The Supreme Court says it will take up a challenge to Chicago’s ban on handguns, opening the way for a ruling that could set off a vigorous new campaign to roll back state and local gun controls across the nation.

Victory for gun-rights proponents in the Chicago case is considered likely, even by supporters of gun control, in the latest battle in the nation’s long and often bitter dispute over the Second Amendment right to keep and bear arms. A ruling against the city’s outright ban could lead to legal challenges to less-restrictive laws across the country that limit who can own guns, whether firearms must be registered and how they should be stored.

The case is to be argued early next year.

Last year, the justices struck down a prohibition on handguns in the District of Columbia, a city with unique federal status, as a violation of the Second Amendment. Now the court will decide whether that ruling should apply to local and state laws as well.

The court has previously said that most, but not all, rights laid out in the Constitution’s Bill of Rights serve as checks on state as well as federal restrictions. Separately, 44 state constitutions already enshrine gun rights.

Though faced with potential limits from the high court on their ability to enact laws and regulations in this area, 34 states weighed in on the gun- rights side before the justices agreed to take the case Wednesday, an indication of the enduring strength of the National Rifle Association and its allies.

Outright handgun bans appear to be limited to Chicago and suburban Oak Park, Ill. But a ruling against those ordinances probably would “open up all the gun regulations in the country to constitutional scrutiny, of which there are quite a few,” said Mark Tushnet, a Harvard Law School professor whose recent book “Out of Range” explores the often bitter national debate over guns.
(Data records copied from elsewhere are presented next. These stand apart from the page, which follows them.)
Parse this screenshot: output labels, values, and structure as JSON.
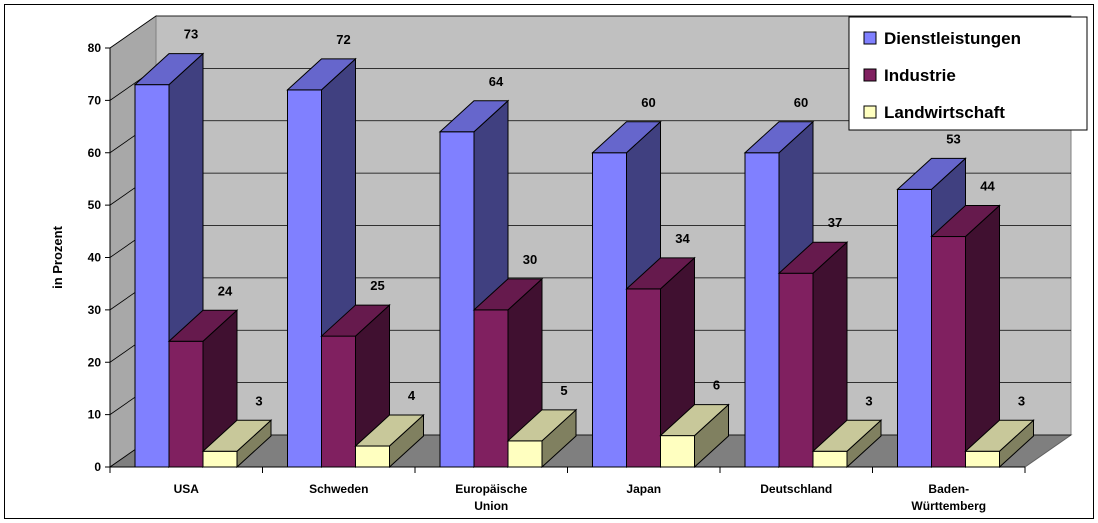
{
  "chart_data": {
    "type": "bar",
    "ylabel": "in Prozent",
    "ylim": [
      0,
      80
    ],
    "yticks": [
      "0",
      "10",
      "20",
      "30",
      "40",
      "50",
      "60",
      "70",
      "80"
    ],
    "categories": [
      [
        "USA"
      ],
      [
        "Schweden"
      ],
      [
        "Europäische",
        "Union"
      ],
      [
        "Japan"
      ],
      [
        "Deutschland"
      ],
      [
        "Baden-",
        "Württemberg"
      ]
    ],
    "series": [
      {
        "name": "Dienstleistungen",
        "values": [
          73,
          72,
          64,
          60,
          60,
          53
        ],
        "color": "#8080FF"
      },
      {
        "name": "Industrie",
        "values": [
          24,
          25,
          30,
          34,
          37,
          44
        ],
        "color": "#802060"
      },
      {
        "name": "Landwirtschaft",
        "values": [
          3,
          4,
          5,
          6,
          3,
          3
        ],
        "color": "#FFFFC0"
      }
    ],
    "legend_position": "top-right",
    "grid": true
  }
}
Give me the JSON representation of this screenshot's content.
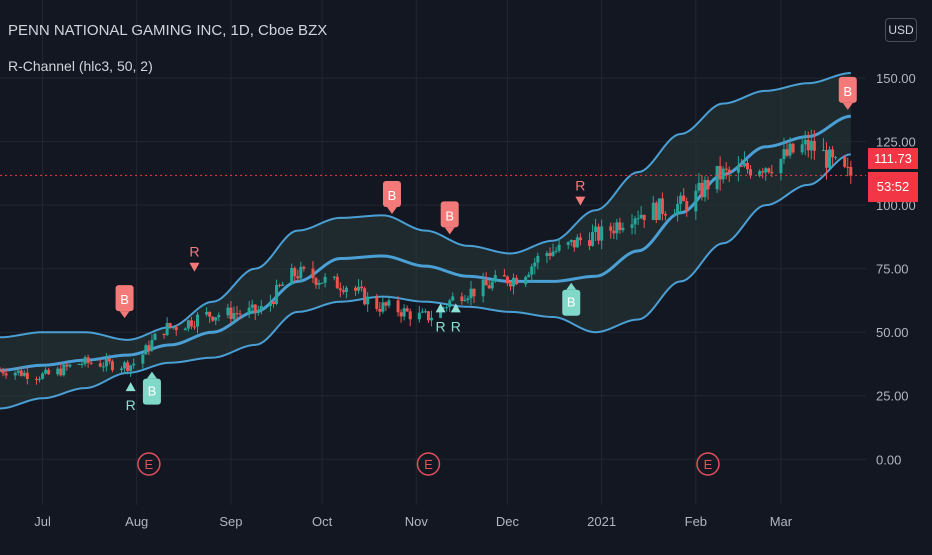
{
  "header": {
    "symbol_line": "PENN NATIONAL GAMING INC, 1D, Cboe BZX",
    "indicator_line": "R-Channel (hlc3, 50, 2)"
  },
  "currency_button": "USD",
  "last_price": {
    "price": "111.73",
    "countdown": "53:52"
  },
  "colors": {
    "background": "#131722",
    "grid": "#22262f",
    "up": "#26a69a",
    "down": "#ef5350",
    "band": "#4a9fd4",
    "mid_bull": "#4caf50",
    "mid_bear": "#f26b6b",
    "marker_b_bear": "#f47a7a",
    "marker_b_bull": "#7fd8c8",
    "marker_r": "#8ee0d4",
    "earnings": "#e0505a",
    "axis_text": "#b2b5be"
  },
  "icons": [
    "earnings-marker-icon",
    "buy-marker-icon",
    "reversal-marker-icon"
  ],
  "chart_data": {
    "type": "line",
    "title": "PENN NATIONAL GAMING INC, 1D, Cboe BZX",
    "xlabel": "",
    "ylabel": "",
    "x_ticks": [
      "Jul",
      "Aug",
      "Sep",
      "Oct",
      "Nov",
      "Dec",
      "2021",
      "Feb",
      "Mar"
    ],
    "y_ticks": [
      "0.00",
      "25.00",
      "50.00",
      "75.00",
      "100.00",
      "125.00",
      "150.00"
    ],
    "ylim": [
      -18,
      165
    ],
    "xlim": [
      "2020-06-17",
      "2021-03-29"
    ],
    "grid": true,
    "last_price": 111.73,
    "series": [
      {
        "name": "R-Channel middle",
        "x": [
          "2020-06-17",
          "2020-07-01",
          "2020-07-15",
          "2020-07-29",
          "2020-08-12",
          "2020-08-26",
          "2020-09-09",
          "2020-09-23",
          "2020-10-07",
          "2020-10-21",
          "2020-11-04",
          "2020-11-18",
          "2020-12-02",
          "2020-12-16",
          "2020-12-30",
          "2021-01-13",
          "2021-01-27",
          "2021-02-10",
          "2021-02-24",
          "2021-03-10",
          "2021-03-24"
        ],
        "values": [
          35,
          37,
          39,
          41,
          45,
          50,
          58,
          70,
          79,
          80,
          76,
          72,
          70,
          70,
          72,
          82,
          97,
          112,
          123,
          127,
          135
        ]
      },
      {
        "name": "R-Channel upper",
        "x": [
          "2020-06-17",
          "2020-07-01",
          "2020-07-15",
          "2020-07-29",
          "2020-08-12",
          "2020-08-26",
          "2020-09-09",
          "2020-09-23",
          "2020-10-07",
          "2020-10-21",
          "2020-11-04",
          "2020-11-18",
          "2020-12-02",
          "2020-12-16",
          "2020-12-30",
          "2021-01-13",
          "2021-01-27",
          "2021-02-10",
          "2021-02-24",
          "2021-03-10",
          "2021-03-24"
        ],
        "values": [
          48,
          50,
          50,
          47,
          52,
          62,
          75,
          90,
          95,
          96,
          90,
          84,
          81,
          86,
          98,
          113,
          128,
          140,
          145,
          148,
          152
        ]
      },
      {
        "name": "R-Channel lower",
        "x": [
          "2020-06-17",
          "2020-07-01",
          "2020-07-15",
          "2020-07-29",
          "2020-08-12",
          "2020-08-26",
          "2020-09-09",
          "2020-09-23",
          "2020-10-07",
          "2020-10-21",
          "2020-11-04",
          "2020-11-18",
          "2020-12-02",
          "2020-12-16",
          "2020-12-30",
          "2021-01-13",
          "2021-01-27",
          "2021-02-10",
          "2021-02-24",
          "2021-03-10",
          "2021-03-24"
        ],
        "values": [
          20,
          24,
          28,
          34,
          38,
          40,
          45,
          58,
          62,
          64,
          62,
          60,
          58,
          56,
          50,
          55,
          70,
          85,
          100,
          108,
          120
        ]
      },
      {
        "name": "Close",
        "x": [
          "2020-06-17",
          "2020-07-01",
          "2020-07-15",
          "2020-07-29",
          "2020-08-12",
          "2020-08-26",
          "2020-09-09",
          "2020-09-23",
          "2020-10-07",
          "2020-10-21",
          "2020-11-04",
          "2020-11-18",
          "2020-12-02",
          "2020-12-16",
          "2020-12-30",
          "2021-01-13",
          "2021-01-27",
          "2021-02-10",
          "2021-02-24",
          "2021-03-10",
          "2021-03-24"
        ],
        "values": [
          35,
          33,
          38,
          37,
          52,
          57,
          58,
          73,
          69,
          60,
          56,
          66,
          71,
          82,
          88,
          97,
          100,
          112,
          116,
          123,
          111.73
        ]
      }
    ],
    "signals": [
      {
        "label": "B",
        "date": "2020-07-28",
        "price": 63,
        "position": "above"
      },
      {
        "label": "R",
        "date": "2020-08-20",
        "price": 75,
        "position": "above"
      },
      {
        "label": "R",
        "date": "2020-07-30",
        "price": 28,
        "position": "below"
      },
      {
        "label": "B",
        "date": "2020-08-06",
        "price": 27,
        "position": "below"
      },
      {
        "label": "B",
        "date": "2020-10-24",
        "price": 104,
        "position": "above"
      },
      {
        "label": "B",
        "date": "2020-11-12",
        "price": 96,
        "position": "above"
      },
      {
        "label": "R",
        "date": "2020-11-09",
        "price": 59,
        "position": "below"
      },
      {
        "label": "R",
        "date": "2020-11-14",
        "price": 59,
        "position": "below"
      },
      {
        "label": "B",
        "date": "2020-12-22",
        "price": 62,
        "position": "below"
      },
      {
        "label": "R",
        "date": "2020-12-25",
        "price": 101,
        "position": "above"
      },
      {
        "label": "B",
        "date": "2021-03-23",
        "price": 145,
        "position": "above"
      }
    ],
    "earnings": [
      {
        "label": "E",
        "date": "2020-08-05"
      },
      {
        "label": "E",
        "date": "2020-11-05"
      },
      {
        "label": "E",
        "date": "2021-02-05"
      }
    ]
  }
}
Already, Alan Gura, who led the legal challenge to the Washington law and represents the plaintiff in Chicago, is suing to overturn the District of Columbia’s prohibition on carrying firearms outside a person’s home. Illinois and Wisconsin have similar restrictions.

In voiding Washington’s handgun ban last year, Justice Antonin Scalia suggested that gun rights, like the right to speech, are limited and that many gun control measures could remain in place.

Ultimately, said Tushnet, the court will have to decide, possibly restriction by restriction, which limits are reasonable.

“It’s very hard to know where this court would draw the line between reasonable and unreasonable,” he said.

NRA Executive Vice President Wayne LaPierre said he hopes the court rules that “core fundamental freedoms like speech, religion and, we believe, the right to keep and bear arms are intended to apply to every individual in the country.”

The case is McDonald v. Chicago, 08-1521.